21 Rehoboam went back to Jerusalem and gathered together an army of 180,000 men from the families of Judah and the tribe of Benjamin. Rehoboam wanted to go fight against the Israelites and take back his kingdom. 22 But God spoke to a prophet named Shemaiah. He said, 23 “Talk to Rehoboam, the son of Solomon, king of Judah, and to men of Judah and Benjamin. 24 Say to them, ‘The Lord says that you must not go to war against your brothers. Everyone, go home! I made all this happen.’” So all the men in Rehoboam’s army obeyed the Lord. They went home, just as the Lord had commanded.

25 Jeroboam rebuilt the city of Shechem, in the hill country of Ephraim, and lived there. Later he went to the city of Penuel[b] and rebuilt it.

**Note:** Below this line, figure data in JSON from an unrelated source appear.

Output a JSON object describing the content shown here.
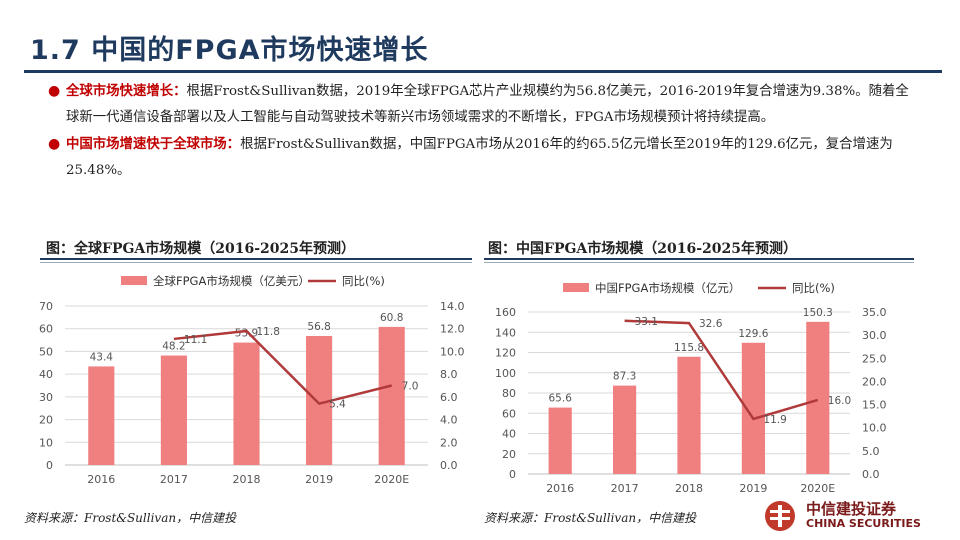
{
  "header": {
    "title": "1.7  中国的FPGA市场快速增长"
  },
  "bullets": [
    {
      "lead": "全球市场快速增长：",
      "text": "根据Frost&Sullivan数据，2019年全球FPGA芯片产业规模约为56.8亿美元，2016-2019年复合增速为9.38%。随着全球新一代通信设备部署以及人工智能与自动驾驶技术等新兴市场领域需求的不断增长，FPGA市场规模预计将持续提高。"
    },
    {
      "lead": "中国市场增速快于全球市场：",
      "text": "根据Frost&Sullivan数据，中国FPGA市场从2016年的约65.5亿元增长至2019年的129.6亿元，复合增速为25.48%。"
    }
  ],
  "left_chart": {
    "caption": "图：全球FPGA市场规模（2016-2025年预测）",
    "source": "资料来源：Frost&Sullivan，中信建投"
  },
  "right_chart": {
    "caption": "图：中国FPGA市场规模（2016-2025年预测）",
    "source": "资料来源：Frost&Sullivan，中信建投"
  },
  "logo": {
    "name_cn": "中信建投证券",
    "name_en": "CHINA SECURITIES"
  },
  "colors": {
    "bar": "#f08080",
    "line": "#b03a3a",
    "title": "#1f3a5f",
    "accent": "#c00000"
  },
  "chart_data": [
    {
      "type": "bar",
      "categories": [
        "2016",
        "2017",
        "2018",
        "2019",
        "2020E"
      ],
      "series": [
        {
          "name": "全球FPGA市场规模（亿美元）",
          "type": "bar",
          "axis": "left",
          "values": [
            43.4,
            48.2,
            53.9,
            56.8,
            60.8
          ],
          "labels": [
            "43.4",
            "48.2",
            "53.9",
            "56.8",
            "60.8"
          ]
        },
        {
          "name": "同比(%)",
          "type": "line",
          "axis": "right",
          "values": [
            null,
            11.1,
            11.8,
            5.4,
            7.0
          ],
          "labels": [
            "",
            "11.1",
            "11.8",
            "5.4",
            "7.0"
          ]
        }
      ],
      "ylim": [
        0,
        70
      ],
      "yticks": [
        "0",
        "10",
        "20",
        "30",
        "40",
        "50",
        "60",
        "70"
      ],
      "y2lim": [
        0,
        14
      ],
      "y2ticks": [
        "0.0",
        "2.0",
        "4.0",
        "6.0",
        "8.0",
        "10.0",
        "12.0",
        "14.0"
      ],
      "legend": "top",
      "grid": true
    },
    {
      "type": "bar",
      "categories": [
        "2016",
        "2017",
        "2018",
        "2019",
        "2020E"
      ],
      "series": [
        {
          "name": "中国FPGA市场规模（亿元）",
          "type": "bar",
          "axis": "left",
          "values": [
            65.6,
            87.3,
            115.8,
            129.6,
            150.3
          ],
          "labels": [
            "65.6",
            "87.3",
            "115.8",
            "129.6",
            "150.3"
          ]
        },
        {
          "name": "同比(%)",
          "type": "line",
          "axis": "right",
          "values": [
            null,
            33.1,
            32.6,
            11.9,
            16.0
          ],
          "labels": [
            "",
            "33.1",
            "32.6",
            "11.9",
            "16.0"
          ]
        }
      ],
      "ylim": [
        0,
        160
      ],
      "yticks": [
        "0",
        "20",
        "40",
        "60",
        "80",
        "100",
        "120",
        "140",
        "160"
      ],
      "y2lim": [
        0,
        35
      ],
      "y2ticks": [
        "0.0",
        "5.0",
        "10.0",
        "15.0",
        "20.0",
        "25.0",
        "30.0",
        "35.0"
      ],
      "legend": "top",
      "grid": true
    }
  ]
}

26-27 Jeroboam said to himself, “If the people keep going to Jerusalem to offer sacrifices at the Lord’s Temple, someday they will want to be ruled by their old masters. They will want to be ruled by King Rehoboam of Judah. And then they will kill me.” 28 So the king asked his advisors what to do. They gave him their advice, and King Jeroboam made two golden calves. He said to the people, “You don’t have to go to Jerusalem to worship anymore. Israel, these are the gods that brought you out of Egypt.[c] 29 King Jeroboam put one golden calf in Bethel and the other one in the city of Dan.[d] 30 What a terrible sin this was, because the Israelites started going to the cities of Dan and Bethel[e] to worship the calves.

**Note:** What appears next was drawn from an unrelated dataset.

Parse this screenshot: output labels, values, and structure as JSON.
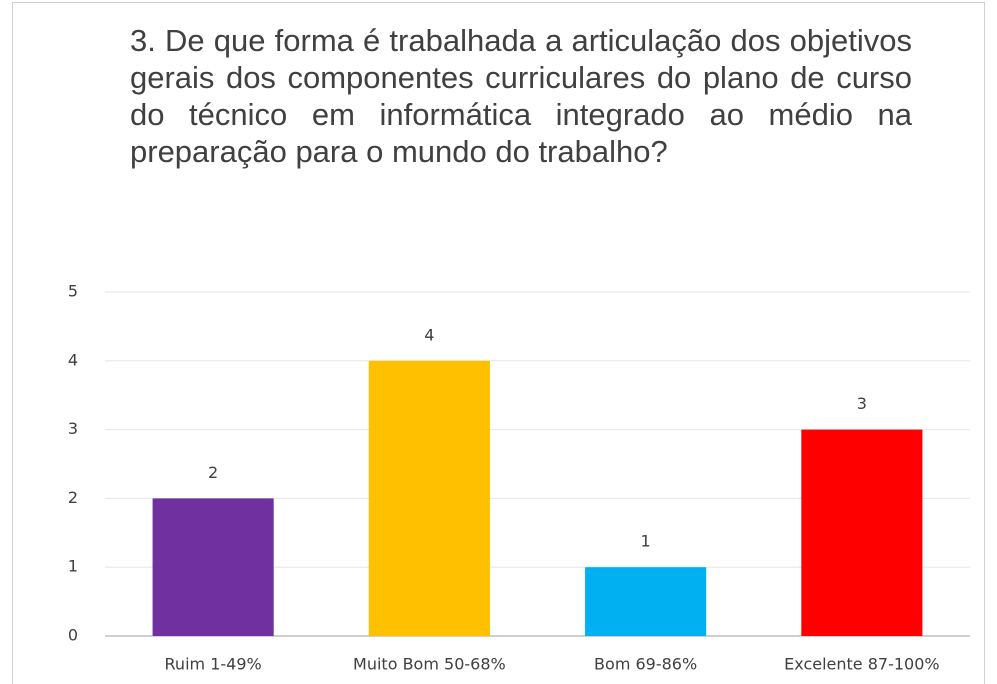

31 Jeroboam also built temples at the high places and chose priests from among the different tribes of Israel. (He did not choose priests only from the tribe of Levi.) 32 Then King Jeroboam started a new festival that was like the festival[f] in Judah, but it was on the 15th day of the eighth month. At this time the king offered sacrifices on the altar at Bethel. He and the priests he chose offered the sacrifices to the calves that he had set up at the high places he had made. 33 So King Jeroboam chose his own time for a festival for the Israelites, the 15th day of the eighth month. And during that time he offered sacrifices and burned incense on the altar he had built at Bethel.


  1. 1 Kings 12:1 to his city … Ephraim This is from the ancient Greek version.
  2. 1 Kings 12:25 Penuel Or “Peniel.”
  3. 1 Kings 12:28 Israel … out of Egypt This is exactly the same thing that Aaron said at the time he made the golden calf in the desert. See Ex. 32:4.
  4. 1 Kings 12:29 Bethel, Dan Bethel was a city in the southern part of Israel, near Judah. Dan was in the northern part of Israel.
  5. 1 Kings 12:30 and Bethel This is from the ancient Greek version.
  6. 1 Kings 12:32 the festival Probably the Festival of Shelters. See “Festival of Shelters” in the Word List.